5.3 Potential factors affecting the results

Several bias factors might affect the result. The lack of well documented images with a different detector that might use a different method in capturing the scan could affect the consistency of the results. In COVID-19 classification, it is necessary to use chest X-ray images that are adequate for this purpose. Most studies in the literature employed various techniques to handle biological data in their approaches. These pro-posed techniques are accepted in conventional imaging classifications. Biomedical im-ages should be addressed with caution, and specific rules must be followed while processing them so that the modified images do not differ from the original image. Due to the newly developing knowledge in this area, it is impossible to recommend a method or a set of techniques that is more efficient in identifying COVID-19 from a chest X-ray image. Most studies have an accuracy rate of more than 85%, which is statistically a very high degree of accuracy. Aiming for 100% accuracy would be idealistic, as even a tiny percentage of misdiagnoses is problematic.

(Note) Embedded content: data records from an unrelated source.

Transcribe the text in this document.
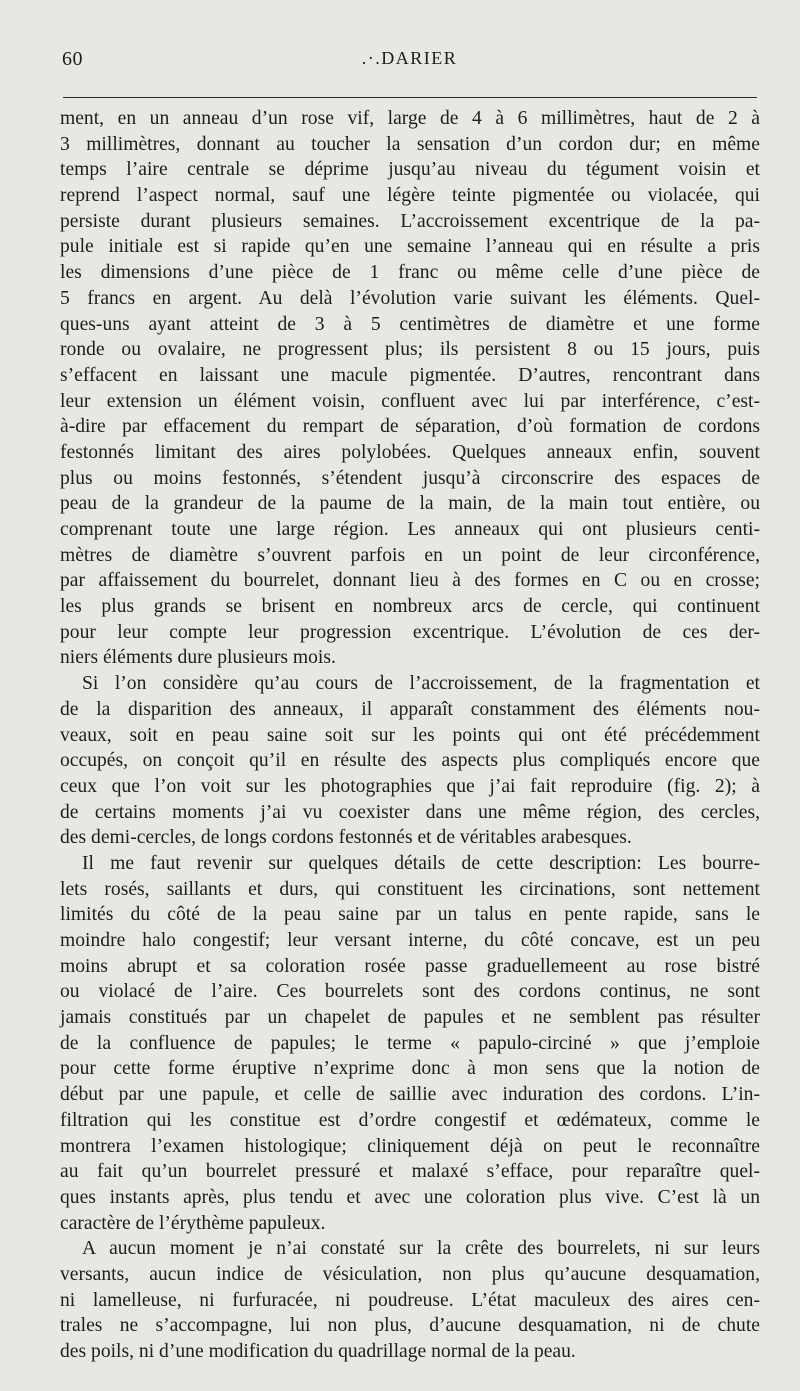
60	.·.DARIER
ment, en un anneau d’un rose vif, large de 4 à 6 millimètres, haut de 2 à
3 millimètres, donnant au toucher la sensation d’un cordon dur; en même
temps l’aire centrale se déprime jusqu’au niveau du tégument voisin et
reprend l’aspect normal, sauf une légère teinte pigmentée ou violacée, qui
persiste durant plusieurs semaines. L’accroissement excentrique de la pa-
pule initiale est si rapide qu’en une semaine l’anneau qui en résulte a pris
les dimensions d’une pièce de 1 franc ou même celle d’une pièce de
5 francs en argent. Au delà l’évolution varie suivant les éléments. Quel-
ques-uns ayant atteint de 3 à 5 centimètres de diamètre et une forme
ronde ou ovalaire, ne progressent plus; ils persistent 8 ou 15 jours, puis
s’effacent en laissant une macule pigmentée. D’autres, rencontrant dans
leur extension un élément voisin, confluent avec lui par interférence, c’est-
à-dire par effacement du rempart de séparation, d’où formation de cordons
festonnés limitant des aires polylobées. Quelques anneaux enfin, souvent
plus ou moins festonnés, s’étendent jusqu’à circonscrire des espaces de
peau de la grandeur de la paume de la main, de la main tout entière, ou
comprenant toute une large région. Les anneaux qui ont plusieurs centi-
mètres de diamètre s’ouvrent parfois en un point de leur circonférence,
par affaissement du bourrelet, donnant lieu à des formes en C ou en crosse;
les plus grands se brisent en nombreux arcs de cercle, qui continuent
pour leur compte leur progression excentrique. L’évolution de ces der-
niers éléments dure plusieurs mois.
Si l’on considère qu’au cours de l’accroissement, de la fragmentation et
de la disparition des anneaux, il apparaît constamment des éléments nou-
veaux, soit en peau saine soit sur les points qui ont été précédemment
occupés, on conçoit qu’il en résulte des aspects plus compliqués encore que
ceux que l’on voit sur les photographies que j’ai fait reproduire (fig. 2); à
de certains moments j’ai vu coexister dans une même région, des cercles,
des demi-cercles, de longs cordons festonnés et de véritables arabesques.
Il me faut revenir sur quelques détails de cette description: Les bourre-
lets rosés, saillants et durs, qui constituent les circinations, sont nettement
limités du côté de la peau saine par un talus en pente rapide, sans le
moindre halo congestif; leur versant interne, du côté concave, est un peu
moins abrupt et sa coloration rosée passe graduellemeent au rose bistré
ou violacé de l’aire. Ces bourrelets sont des cordons continus, ne sont
jamais constitués par un chapelet de papules et ne semblent pas résulter
de la confluence de papules; le terme « papulo-circiné » que j’emploie
pour cette forme éruptive n’exprime donc à mon sens que la notion de
début par une papule, et celle de saillie avec induration des cordons. L’in-
filtration qui les constitue est d’ordre congestif et œdémateux, comme le
montrera l’examen histologique; cliniquement déjà on peut le reconnaître
au fait qu’un bourrelet pressuré et malaxé s’efface, pour reparaître quel-
ques instants après, plus tendu et avec une coloration plus vive. C’est là un
caractère de l’érythème papuleux.
A aucun moment je n’ai constaté sur la crête des bourrelets, ni sur leurs
versants, aucun indice de vésiculation, non plus qu’aucune desquamation,
ni lamelleuse, ni furfuracée, ni poudreuse. L’état maculeux des aires cen-
trales ne s’accompagne, lui non plus, d’aucune desquamation, ni de chute
des poils, ni d’une modification du quadrillage normal de la peau.
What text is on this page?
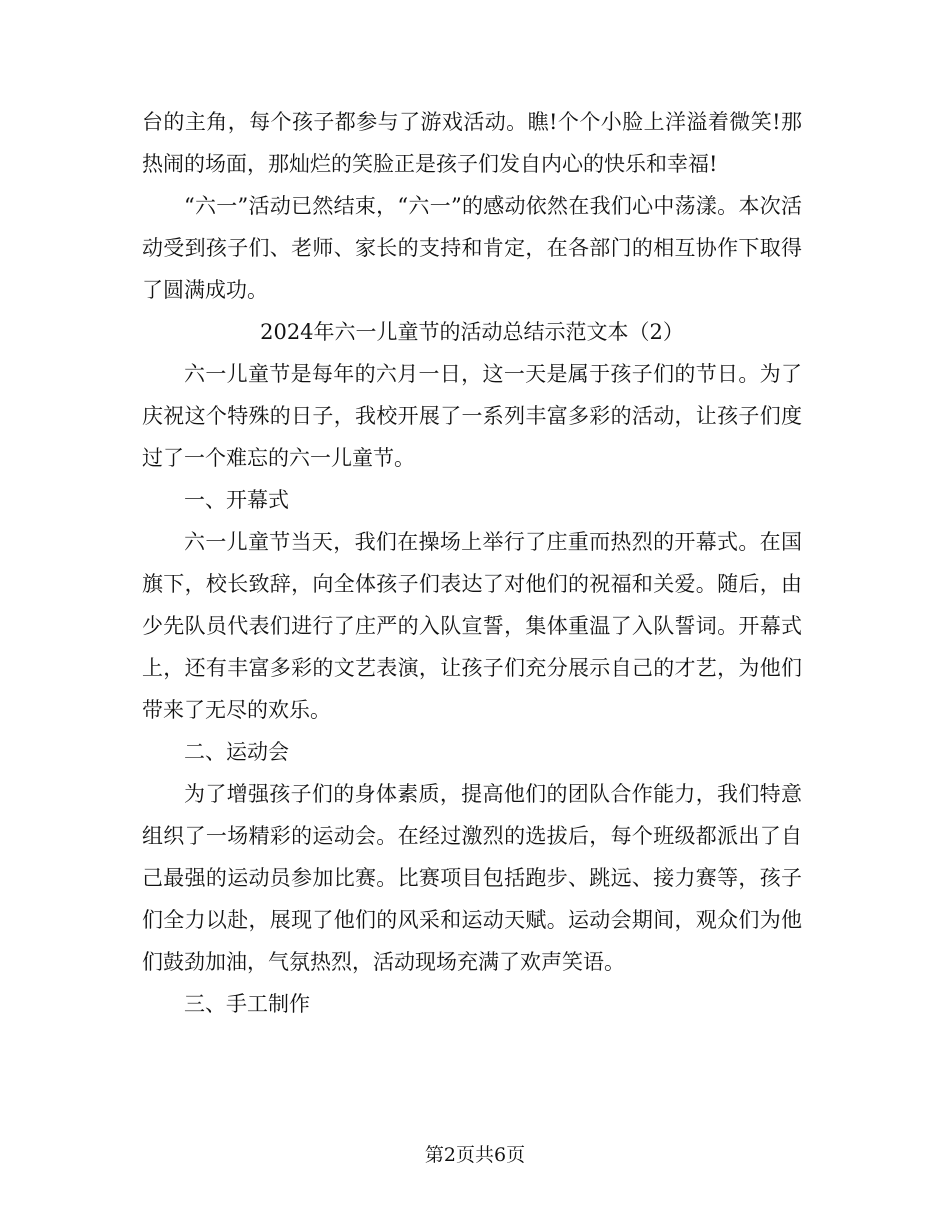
台的主角，每个孩子都参与了游戏活动。瞧!个个小脸上洋溢着微笑!那热闹的场面，那灿烂的笑脸正是孩子们发自内心的快乐和幸福!

“六一”活动已然结束，“六一”的感动依然在我们心中荡漾。本次活动受到孩子们、老师、家长的支持和肯定，在各部门的相互协作下取得了圆满成功。

2024年六一儿童节的活动总结示范文本（2）

六一儿童节是每年的六月一日，这一天是属于孩子们的节日。为了庆祝这个特殊的日子，我校开展了一系列丰富多彩的活动，让孩子们度过了一个难忘的六一儿童节。

一、开幕式

六一儿童节当天，我们在操场上举行了庄重而热烈的开幕式。在国旗下，校长致辞，向全体孩子们表达了对他们的祝福和关爱。随后，由少先队员代表们进行了庄严的入队宣誓，集体重温了入队誓词。开幕式上，还有丰富多彩的文艺表演，让孩子们充分展示自己的才艺，为他们带来了无尽的欢乐。

二、运动会

为了增强孩子们的身体素质，提高他们的团队合作能力，我们特意组织了一场精彩的运动会。在经过激烈的选拔后，每个班级都派出了自己最强的运动员参加比赛。比赛项目包括跑步、跳远、接力赛等，孩子们全力以赴，展现了他们的风采和运动天赋。运动会期间，观众们为他们鼓劲加油，气氛热烈，活动现场充满了欢声笑语。

三、手工制作

第2页共6页
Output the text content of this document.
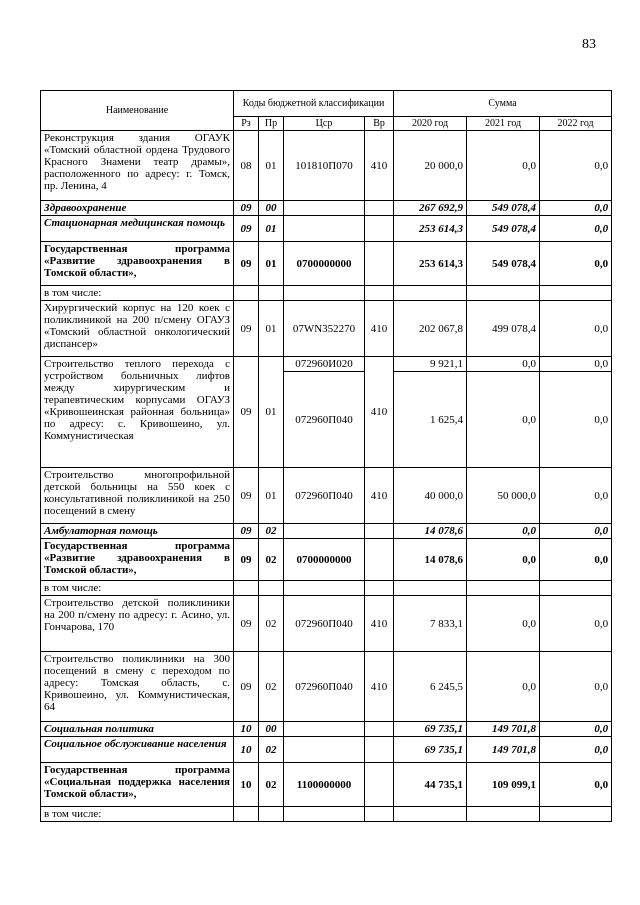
83
Наименование	Коды бюджетной классификации				Сумма		
	Рз	Пр	Цср	Вр	2020 год	2021 год	2022 год
Реконструкция здания ОГАУК «Томский областной ордена Трудового Красного Знамени театр драмы», расположенного по адресу: г. Томск, пр. Ленина, 4	08	01	101810П070	410	20 000,0	0,0	0,0
Здравоохранение	09	00			267 692,9	549 078,4	0,0
Стационарная медицинская помощь	09	01			253 614,3	549 078,4	0,0
Государственная программа «Развитие здравоохранения в Томской области»,	09	01	0700000000		253 614,3	549 078,4	0,0
в том числе:							
Хирургический корпус на 120 коек с поликлиникой на 200 п/смену ОГАУЗ «Томский областной онкологический диспансер»	09	01	07WN352270	410	202 067,8	499 078,4	0,0
Строительство теплого перехода с устройством больничных лифтов между хирургическим и терапевтическим корпусами ОГАУЗ «Кривошеинская районная больница» по адресу: с. Кривошеино, ул. Коммунистическая	09	01	072960И020	410	9 921,1	0,0	0,0
			072960П040		1 625,4	0,0	0,0
Строительство многопрофильной детской больницы на 550 коек с консультативной поликлиникой на 250 посещений в смену	09	01	072960П040	410	40 000,0	50 000,0	0,0
Амбулаторная помощь	09	02			14 078,6	0,0	0,0
Государственная программа «Развитие здравоохранения в Томской области»,	09	02	0700000000		14 078,6	0,0	0,0
в том числе:							
Строительство детской поликлиники на 200 п/смену по адресу: г. Асино, ул. Гончарова, 170	09	02	072960П040	410	7 833,1	0,0	0,0
Строительство поликлиники на 300 посещений в смену с переходом по адресу: Томская область, с. Кривошеино, ул. Коммунистическая, 64	09	02	072960П040	410	6 245,5	0,0	0,0
Социальная политика	10	00			69 735,1	149 701,8	0,0
Социальное обслуживание населения	10	02			69 735,1	149 701,8	0,0
Государственная программа «Социальная поддержка населения Томской области»,	10	02	1100000000		44 735,1	109 099,1	0,0
в том числе:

AI systems may have some utility in a supervised therapeutic context. We argue that putting these techniques into clinical practice requires more than just classification. As we show in experiment 1, it should be approached with caution. In contrast to what we saw in experiments 1 and 2, the result showed that the system recognizes are-as to non-diagnostic regions. As a result, these findings are not in line with a clinical viewpoint. Lung segmenting is required to direct the neural network’s attention to the lung organ, as shown in experiment 3.